The openly gay skier took to social media to post a really wonderful message as he puts his Olympic competition career in the rearview mirror.

“Being here now, out and proud and living my life authentically, I’m walking away more fulfilled without a medal than I did at the last Games with one,” he wrote. You can find his entire statement on Twitter.

Kenworthy won a medal in Men’s Ski Slopestyle at the Sochi Winter Olympics in 2014.

It’s been apparent the entire Olympic Games how much being part of the LGBTQ community means to Kenworthy. He has waved a rainbow flag whenever possible, supported fellow gay Olympian Adam Rippon, taken a certain anti-LGBTQ politician to task, and kissed his boyfriend on national TV.

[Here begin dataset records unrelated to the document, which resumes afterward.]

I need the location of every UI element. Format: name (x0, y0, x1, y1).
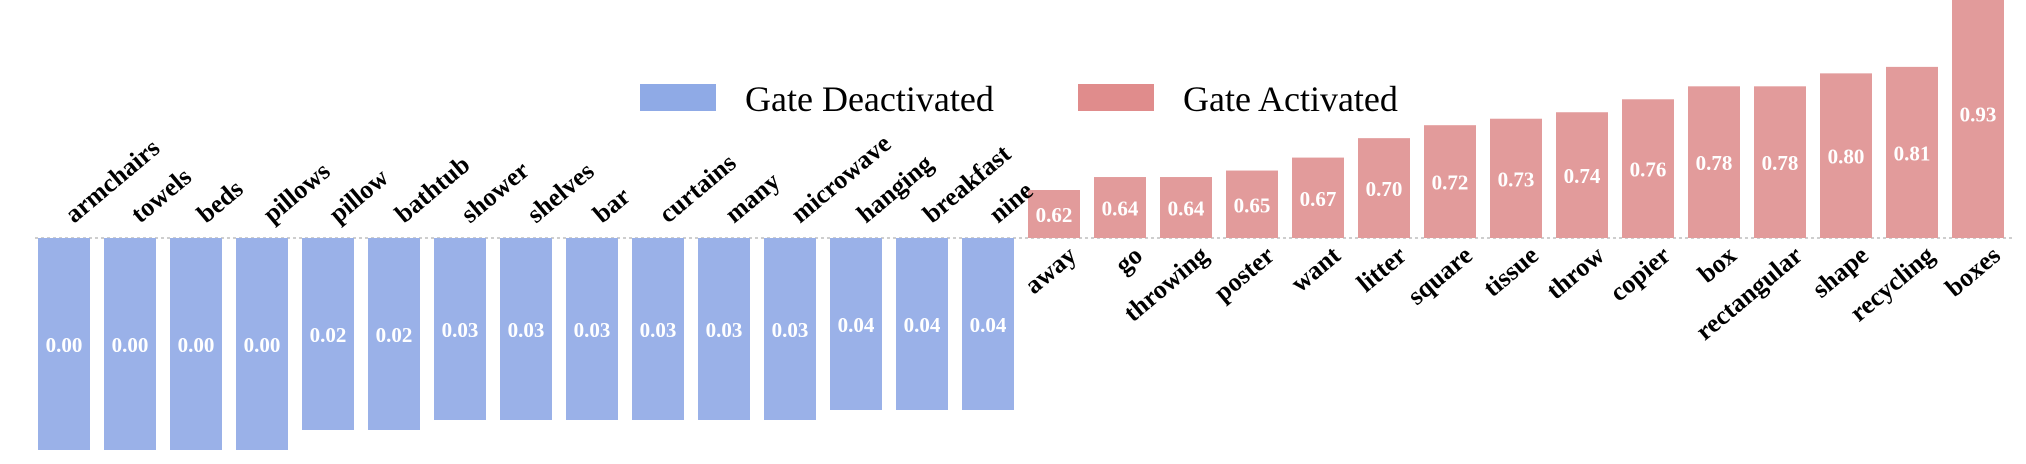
value-label-beds: 0.00 (178, 333, 215, 357)
value-label-box: 0.78 (1696, 151, 1733, 175)
value-label-shape: 0.80 (1828, 145, 1865, 169)
value-label-poster: 0.65 (1234, 193, 1271, 217)
legend-swatch-gate-activated (1078, 84, 1154, 111)
value-label-square: 0.72 (1432, 171, 1469, 195)
category-label-throw: throw (1541, 240, 1610, 305)
value-label-bathtub: 0.02 (376, 323, 413, 347)
value-label-away: 0.62 (1036, 203, 1073, 227)
bar-activated-throwing (1160, 177, 1212, 238)
bar-activated-rectangular (1754, 86, 1806, 238)
bar-activated-poster (1226, 170, 1278, 238)
value-label-want: 0.67 (1300, 187, 1337, 211)
bar-deactivated-pillow (302, 238, 354, 430)
value-label-tissue: 0.73 (1498, 167, 1535, 191)
bar-deactivated-nine (962, 238, 1014, 410)
category-label-bar: bar (587, 181, 636, 228)
value-label-pillows: 0.00 (244, 333, 281, 357)
bar-activated-away (1028, 190, 1080, 238)
bar-deactivated-many (698, 238, 750, 420)
bar-deactivated-towels (104, 238, 156, 450)
category-label-copier: copier (1604, 240, 1676, 307)
bar-activated-litter (1358, 138, 1410, 238)
category-label-tissue: tissue (1478, 240, 1544, 302)
value-label-hanging: 0.04 (838, 313, 875, 337)
category-label-bathtub: bathtub (389, 150, 475, 229)
bar-activated-throw (1556, 112, 1608, 238)
category-label-poster: poster (1208, 240, 1280, 307)
bar-activated-box (1688, 86, 1740, 238)
bar-deactivated-shower (434, 238, 486, 420)
value-label-shelves: 0.03 (508, 318, 545, 342)
bar-deactivated-microwave (764, 238, 816, 420)
value-label-towels: 0.00 (112, 333, 149, 357)
category-label-pillows: pillows (257, 156, 335, 228)
value-label-nine: 0.04 (970, 313, 1007, 337)
bar-deactivated-beds (170, 238, 222, 450)
value-label-pillow: 0.02 (310, 323, 347, 347)
bar-activated-shape (1820, 73, 1872, 238)
value-label-throwing: 0.64 (1168, 197, 1205, 221)
bar-activated-recycling (1886, 66, 1938, 238)
legend-swatch-gate-deactivated (640, 84, 716, 111)
bar-deactivated-hanging (830, 238, 882, 410)
category-label-pillow: pillow (323, 163, 394, 229)
legend: Gate Deactivated Gate Activated (640, 79, 1398, 119)
bar-deactivated-breakfast (896, 238, 948, 410)
bar-activated-boxes (1952, 0, 2004, 239)
bar-activated-square (1424, 125, 1476, 238)
value-label-boxes: 0.93 (1960, 103, 1997, 127)
value-label-go: 0.64 (1102, 197, 1139, 221)
bars: 0.00 0.00 0.00 0.00 0.02 0.02 0.03 0.03 0.03 0.03… (38, 0, 2004, 450)
value-label-rectangular: 0.78 (1762, 151, 1799, 175)
category-label-box: box (1692, 240, 1742, 288)
bar-activated-copier (1622, 99, 1674, 238)
bar-deactivated-bar (566, 238, 618, 420)
value-label-microwave: 0.03 (772, 318, 809, 342)
bar-deactivated-curtains (632, 238, 684, 420)
bar-activated-tissue (1490, 118, 1542, 238)
bar-deactivated-armchairs (38, 238, 90, 450)
value-label-litter: 0.70 (1366, 177, 1403, 201)
value-label-throw: 0.74 (1564, 164, 1601, 188)
category-label-shelves: shelves (521, 156, 599, 228)
bar-activated-want (1292, 157, 1344, 238)
category-label-go: go (1109, 240, 1148, 279)
value-label-many: 0.03 (706, 318, 743, 342)
value-label-shower: 0.03 (442, 318, 479, 342)
value-label-breakfast: 0.04 (904, 313, 941, 337)
value-label-copier: 0.76 (1630, 158, 1667, 182)
value-label-recycling: 0.81 (1894, 141, 1931, 165)
legend-label-gate-activated: Gate Activated (1183, 79, 1398, 119)
category-label-want: want (1285, 240, 1346, 298)
value-label-bar: 0.03 (574, 318, 611, 342)
bar-deactivated-shelves (500, 238, 552, 420)
value-label-curtains: 0.03 (640, 318, 677, 342)
category-label-beds: beds (191, 174, 248, 229)
value-label-armchairs: 0.00 (46, 333, 83, 357)
bar-deactivated-pillows (236, 238, 288, 450)
bar-activated-go (1094, 177, 1146, 238)
legend-label-gate-deactivated: Gate Deactivated (745, 79, 994, 119)
bar-deactivated-bathtub (368, 238, 420, 430)
category-label-boxes: boxes (1940, 240, 2006, 302)
category-label-square: square (1402, 240, 1478, 310)
category-label-away: away (1019, 240, 1082, 299)
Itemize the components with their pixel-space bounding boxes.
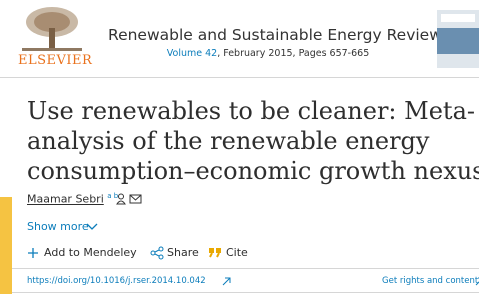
author-name[interactable]: Maamar Sebri (27, 193, 104, 206)
doi-link[interactable]: https://doi.org/10.1016/j.rser.2014.10.0… (27, 276, 206, 286)
issue-info: , February 2015, Pages 657-665 (217, 48, 369, 59)
plus-icon (28, 248, 38, 258)
volume-link[interactable]: Volume 42 (167, 48, 217, 59)
journal-cover[interactable] (437, 10, 479, 68)
doi-divider (12, 268, 479, 269)
journal-title[interactable]: Renewable and Sustainable Energy Reviews (108, 26, 428, 44)
side-accent (0, 197, 12, 294)
author-icons[interactable] (117, 193, 143, 205)
elsevier-tree-logo (18, 4, 86, 54)
publisher-name[interactable]: ELSEVIER (18, 53, 92, 68)
show-more[interactable]: Show more (27, 220, 89, 233)
share-icon (151, 247, 163, 259)
issue-line: Volume 42, February 2015, Pages 657-665 (108, 48, 428, 59)
cite-button[interactable]: Cite (226, 246, 248, 259)
mendeley-button[interactable]: Add to Mendeley (44, 246, 137, 259)
rights-link[interactable]: Get rights and content (382, 276, 478, 286)
bottom-divider (12, 292, 479, 293)
header-divider (0, 77, 479, 78)
external-link-icon (223, 278, 230, 285)
cite-icon (209, 248, 221, 257)
chevron-icon (87, 224, 97, 230)
page: ELSEVIER Renewable and Sustainable Energ… (0, 0, 479, 294)
author-line: Maamar Sebri a b (27, 192, 118, 206)
share-button[interactable]: Share (167, 246, 199, 259)
article-title: Use renewables to be cleaner: Meta-analy… (27, 96, 479, 186)
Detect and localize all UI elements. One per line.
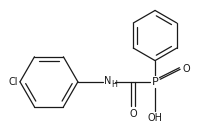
Text: O: O [129,109,137,119]
Text: OH: OH [147,113,163,123]
Text: Cl: Cl [9,77,18,87]
Text: P: P [152,77,159,87]
Text: N: N [104,76,111,86]
Text: H: H [111,80,117,89]
Text: O: O [183,64,190,74]
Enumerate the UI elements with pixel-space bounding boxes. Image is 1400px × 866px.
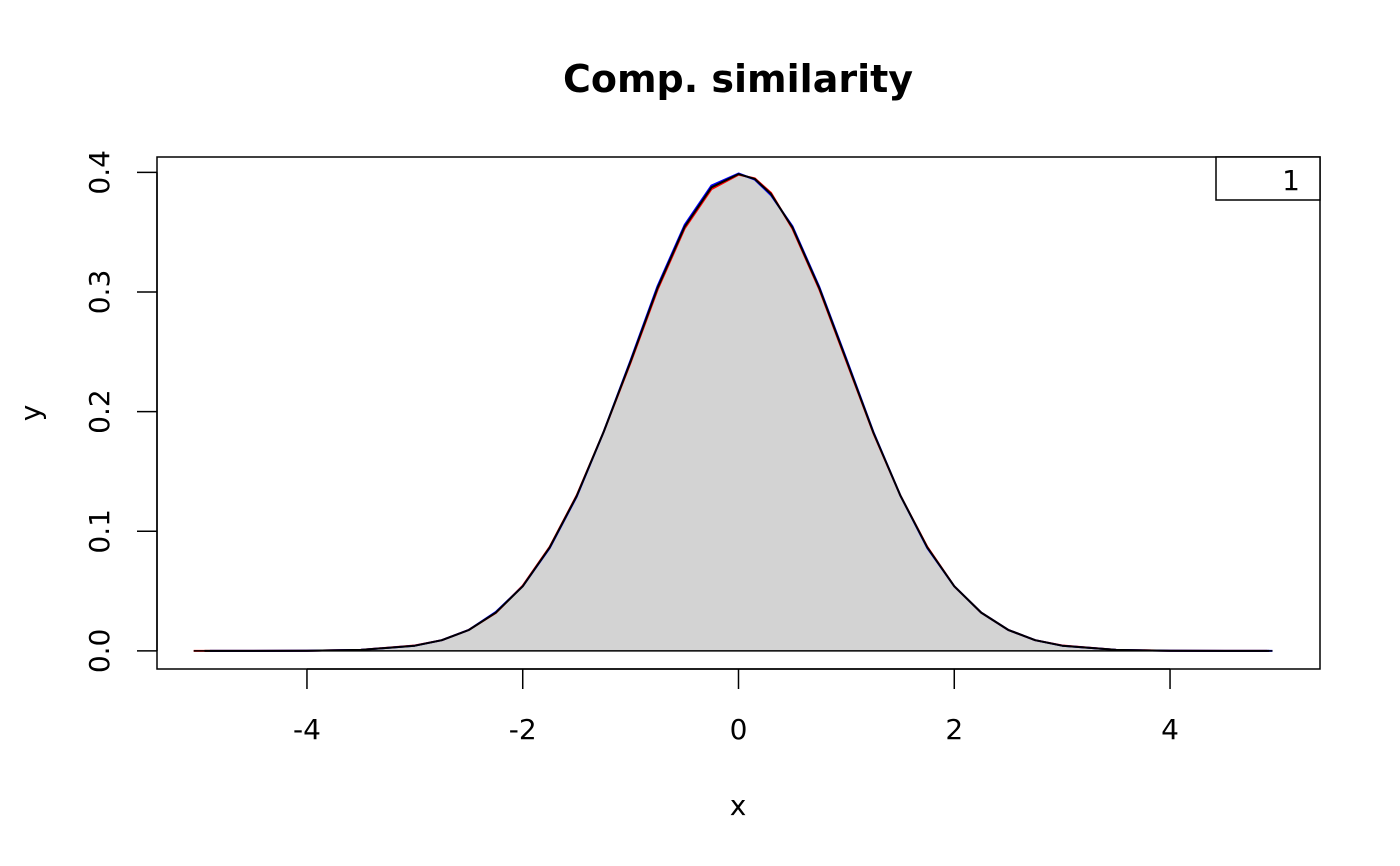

His detractors will say that Kenworthy’s last-place finish in the finals was a result of distracting himself by kissing his boyfriend before the finals.

Of course it’s complete idiocy. Kenworthy has kissed his boyfriend a thousand times. While we, sitting in our living rooms in the United States, were beautifully distracted by it, for Kenworthy it was a run-of-the-mill kiss.

Instead, Kenworthy showed incredible fortitude — the fortitude of LGBTQ people — in competing with a broken thumb and a hematoma. That’s dedication and determination.

Besides, he finished seventh in the qualifiers after the kiss, so it didn’t exactly torpedo his chances.

Kenworthy’s odds of making it back to an Olympic Games aren’t good. At 26, Kenworthy was already one of the two oldest competitors in the finals. He isn’t getting back here at 30. Retirement is in his sights.

What will he do next? When Outsports caught up with him in 2016, we asked him that very question.

“I like acting. It’s what I want to try to get into after skiing,” he told Outsports. “I’ve done a lot of interviews and stuff on TV, so I’m not really nervous in front of the camera.”

Kenworthy’s visibility has meant so very much to youth in the community across the country and around the world. Whatever he does, we know Kenworthy will have the full support of the LGBTQ community at his back.